For security details (threat model, per-layer breakdown, sandbox
profiles), see SECURITY.md. Defaults are safe:
agent_network = "providers", tool_network = "block",
run_commands = "ask", protect_* = true, git.allow_* = false, and
git_ops.py refuses push, --force, and history rewrites
unconditionally.
Reproducible harnesses live under bench/:
- bench/realworld/: 11 SWE-bench-Lite-style tasks
scored by fresh sandboxed verifies on hidden tests. Latest recorded run:
agent6 and claude-code both solve 11/11 on the same worker model
(
claude-sonnet-4-5); agent6 at about $2.60 total, claude-code at about $3.96. Single runs, no variance measured; re-run before quoting. - bench/agents/: head-to-head against Claude Code, opencode, and aider on Go and Rust tasks with cheap models.
- bench/machine/:
machine createattempts, cost, and validation results. - bench/perf/: a perf-optimization harness for local experimentation; single-run numbers are too noisy to quote.
Every run ends with a per-model token and cost summary. Model prices are
fetched from the provider's models endpoint and cached (OpenRouter
publishes them; Anthropic does not, so its models report an unknown
price). Where the provider reports per-call cost, that figure is used
directly. The [budget] ceilings hard-stop the run; a stopped run is
resumable.
With stdout a TTY, agent6 run opens a terminal dashboard (task DAG,
budget bar, tool table, live reasoning pane, log tail, latest diff);
--no-tui and -i (stdin REPL) opt out. Approval and Ctrl-C steer
prompts appear as modals, with a /dev/tty fallback when no TUI is
present. agent6 plan, agent6 ask, and agent6 machine create stream
reasoning and answers to the terminal. Attach from another shell with
agent6 watch [<run-id>]; agent6 watch --plain is a plain-text tail.

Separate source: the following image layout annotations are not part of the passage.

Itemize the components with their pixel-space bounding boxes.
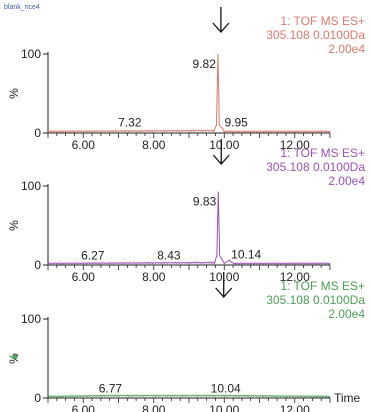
panel-2-y-tick-label: 0 [34,258,41,272]
panel-1-y-axis-label: % [7,88,21,99]
panel-1-y-tick-label: 100 [21,47,41,61]
panel-3-y-tick-label: 100 [21,312,41,326]
panel-2-peak-label: 10.14 [231,247,261,261]
panel-1-x-tick-label: 10.00 [209,138,239,152]
panel-1-legend-line: 305.108 0.0100Da [266,28,365,42]
panel-3-x-tick-label: 6.00 [72,403,96,412]
panel-3-arrow-head [215,287,233,298]
chart-title: blank_rice4 [4,4,40,11]
panel-2-peak-label: 9.83 [193,195,217,209]
panel-3-x-axis-label: Time [334,391,361,405]
panel-2-trace [47,191,331,265]
panel-3-legend-line: 305.108 0.0100Da [266,293,365,307]
panel-2-x-tick-label: 12.00 [280,270,310,284]
panel-1-arrow-head [212,22,230,33]
panel-1-x-tick-label: 8.00 [142,138,166,152]
panel-3-trace [47,394,331,398]
panel-1-peak-label: 9.82 [193,57,217,71]
panel-1-y-tick-label: 0 [34,126,41,140]
panel-1-legend-line: 2.00e4 [328,42,365,56]
panel-2-arrow-head [212,154,230,165]
panel-3-x-tick-label: 12.00 [280,403,310,412]
panel-3-x-tick-label: 8.00 [142,403,166,412]
panel-1-legend-line: 1: TOF MS ES+ [280,14,365,28]
panel-1-trace [47,53,331,133]
panel-1-peak-label: 7.32 [118,116,142,130]
panel-2-peak-label: 8.43 [157,248,181,262]
panel-3-legend-line: 2.00e4 [328,307,365,321]
panel-2-legend-line: 305.108 0.0100Da [266,160,365,174]
panel-2-y-axis-label: % [7,220,21,231]
panel-3-peak-label: 10.04 [211,381,241,395]
panel-1-x-tick-label: 12.00 [280,138,310,152]
panel-2-y-tick-label: 100 [21,179,41,193]
panel-2-x-tick-label: 6.00 [72,270,96,284]
panel-2-peak-label: 6.27 [81,248,105,262]
panel-3-y-tick-label: 0 [34,391,41,405]
panel-1-peak-label: 9.95 [224,115,248,129]
green-marker [13,355,17,359]
panel-3-legend-line: 1: TOF MS ES+ [280,279,365,293]
panel-2-legend-line: 1: TOF MS ES+ [280,146,365,160]
panel-3-peak-label: 6.77 [99,381,123,395]
panel-2-x-tick-label: 8.00 [142,270,166,284]
panel-3-x-tick-label: 10.00 [209,403,239,412]
panel-2-x-tick-label: 10.00 [209,270,239,284]
panel-1-x-tick-label: 6.00 [72,138,96,152]
panel-2-legend-line: 2.00e4 [328,174,365,188]
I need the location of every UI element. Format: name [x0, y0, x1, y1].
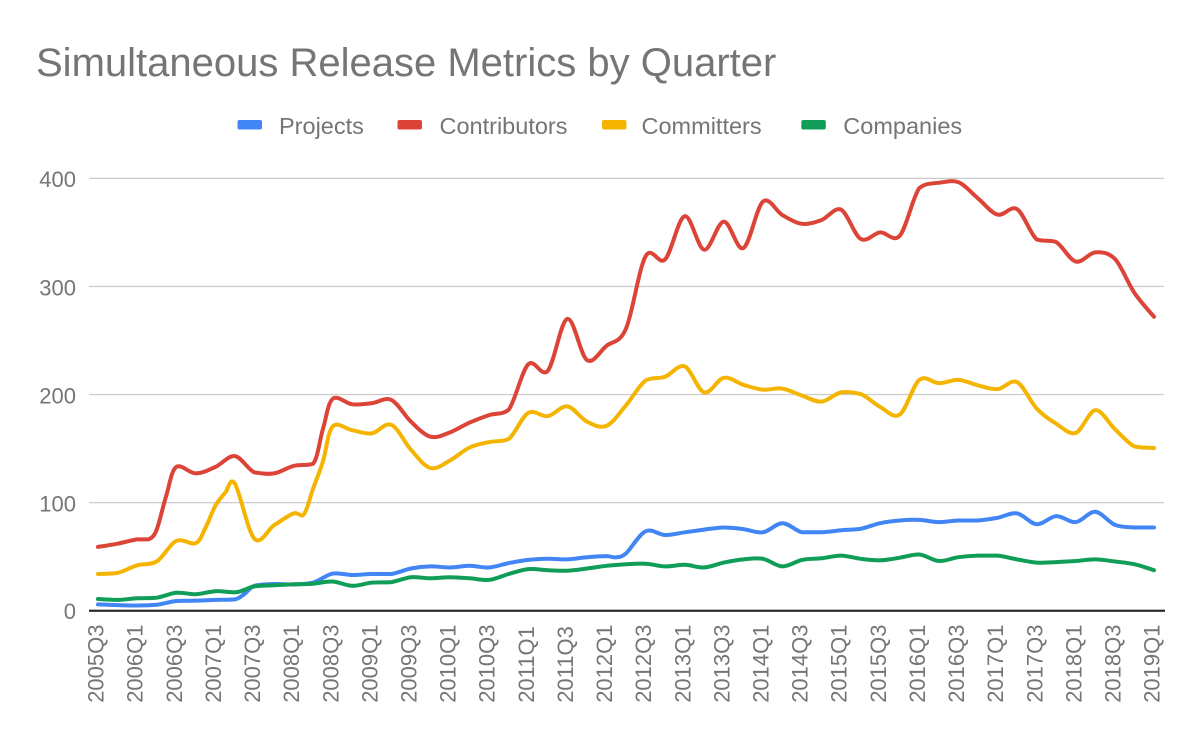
svg-text:2008Q1: 2008Q1	[279, 625, 304, 703]
svg-text:2006Q1: 2006Q1	[123, 625, 148, 703]
svg-text:0: 0	[64, 599, 76, 624]
svg-text:2005Q3: 2005Q3	[84, 625, 109, 703]
svg-text:2014Q1: 2014Q1	[749, 625, 774, 703]
svg-text:2013Q3: 2013Q3	[709, 625, 734, 703]
svg-text:Companies: Companies	[843, 113, 962, 139]
svg-text:2009Q1: 2009Q1	[357, 625, 382, 703]
svg-text:2010Q3: 2010Q3	[475, 625, 500, 703]
svg-text:Projects: Projects	[279, 113, 364, 139]
svg-text:2011Q1: 2011Q1	[514, 626, 539, 703]
svg-text:2017Q1: 2017Q1	[983, 625, 1008, 703]
svg-text:Contributors: Contributors	[440, 113, 568, 139]
svg-text:200: 200	[39, 383, 76, 408]
svg-text:Simultaneous Release Metrics b: Simultaneous Release Metrics by Quarter	[36, 41, 776, 85]
svg-text:2016Q1: 2016Q1	[905, 625, 930, 703]
svg-text:300: 300	[39, 275, 76, 300]
svg-text:2017Q3: 2017Q3	[1022, 625, 1047, 703]
svg-text:2019Q1: 2019Q1	[1140, 625, 1165, 703]
svg-text:2018Q3: 2018Q3	[1101, 625, 1126, 703]
svg-text:2006Q3: 2006Q3	[162, 625, 187, 703]
svg-text:400: 400	[39, 167, 76, 192]
svg-text:2014Q3: 2014Q3	[788, 625, 813, 703]
svg-text:2016Q3: 2016Q3	[944, 625, 969, 703]
svg-text:2009Q3: 2009Q3	[397, 625, 422, 703]
svg-text:2012Q3: 2012Q3	[631, 625, 656, 703]
svg-text:2007Q3: 2007Q3	[240, 625, 265, 703]
svg-text:2007Q1: 2007Q1	[201, 625, 226, 703]
svg-text:2018Q1: 2018Q1	[1061, 625, 1086, 703]
svg-text:100: 100	[39, 491, 76, 516]
svg-text:Committers: Committers	[642, 113, 762, 139]
svg-text:2008Q3: 2008Q3	[318, 625, 343, 703]
svg-text:2013Q1: 2013Q1	[670, 625, 695, 703]
svg-text:2015Q3: 2015Q3	[866, 625, 891, 703]
svg-text:2011Q3: 2011Q3	[553, 626, 578, 703]
svg-text:2010Q1: 2010Q1	[436, 625, 461, 703]
svg-text:2015Q1: 2015Q1	[827, 625, 852, 703]
svg-text:2012Q1: 2012Q1	[592, 625, 617, 703]
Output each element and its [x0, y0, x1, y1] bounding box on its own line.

The dashboard renders the JSONL event stream at
.agent6/runs/<run-id>/logs.jsonl, which is also the contract for
external viewers (vocabulary in ARCHITECTURE.md).
Each run's state lives under .agent6/runs/<run-id>/: append-only task
graph, per-call snapshots that drive agent6 resume, full transcripts,
and the event log. It is written exclusively by a sandboxed
agent6-curator subprocess over a validated IPC channel, so a bug in the
agent cannot scribble the run directory.
If [notify] declares on_complete = [...], agent6 runs that argv after
every agent6 run / resume with AGENT6_RUN_ID, AGENT6_RUN_DIR,
AGENT6_RUN_OK, and AGENT6_RUN_REASON set. The hook runs outside the
jail as your user; the argv is operator-controlled.
Read AGENTS.md first. The repo's verify command decides whether a PR is landable:
uv run ruff check && uv run ruff format --check && \
uv run pyright && uv run tach check && uv run pytestChanges under sandbox/, tools/, git_ops.py, providers/, or
graph/curator must include a security review note in the commit message.